I realize now that this was the first time I communicated with familiar spirits (demonic entities) on DPH, though as I was so incredibly Bible naive at the time of this trip I had not developed enough discernment to realize this (and I think now that I perhaps had developed little to no discernment at all at this infantile stage in my faith.) I will discuss familiar spirits in greater length in further memoirs.

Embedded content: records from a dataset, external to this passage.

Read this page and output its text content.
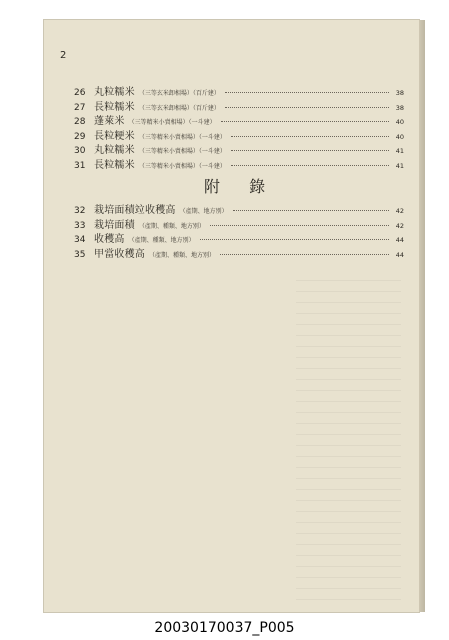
2
26 丸粒糯米 （三等玄米卸相場）（百斤建）	38
27 長粒糯米 （三等玄米卸相場）（百斤建）	38
28 蓬萊米 （三等精米小賣相場）（一斗建）	40
29 長粒粳米 （三等精米小賣相場）（一斗建）	40
30 丸粒糯米 （三等精米小賣相場）（一斗建）	41
31 長粒糯米 （三等精米小賣相場）（一斗建）	41
附 錄
32 栽培面積竝收穫高 （產期、地方別）	42
33 栽培面積 （產期、種類、地方別）	42
34 收穫高 （產期、種類、地方別）	44
35 甲當收穫高 （產期、種類、地方別）	44
20030170037_P005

Still persisting in the belief that I hadn't yet started to trip out I closed my eyes to try and get some sleep perhaps six or seven hours after taking my initial dose. I was nowhere near coming down from the drug as I began to drift off having strong audio hallucinations of my Mum calling my name and of my Sister talking to me (the source of these audio hallucinations was from familiar spirits (demons)) I startled myself back awake a couple of times by responding out loud to the object of my audio hallucinations. I was also able to see through my closed eye lids in such immersive detail that there were many times during my descent into sleep that I was unable to tell if my eyes were open or closed.

Shortly after I had fallen asleep (I will never know whether or not I was actually asleep or not) I 'woke up' to go and take a pee. It was then that I had my first out of body experience on DPH as I vaguely recall that having made it half way into the bathroom when all of a sudden I woke up in my bed again. This happened a couple more times and the last time it happened I was able to break out of the loop and take a pee. After this I drifted off into a strange state of consciousness which vaguely resembled sleep.

Throughout the night I experienced multiple occurrences of paranormal nocturnal phenomena including sleep paralysis (a dead giveaway of demonic activity) and I strongly suspect that I had further interactions with familiar spirits. For instance I recall my Mum (and by that I mean a familiar spirit mimicking her) waking me up to have a conversation yet the very next day I was shocked to discover from her that this mysterious exchange of words had never occurred.

When I woke up after a few hours of disturbed sleep I had not yet come down fully from the trip though I was now somewhat coherent and just about able to string a conversation together.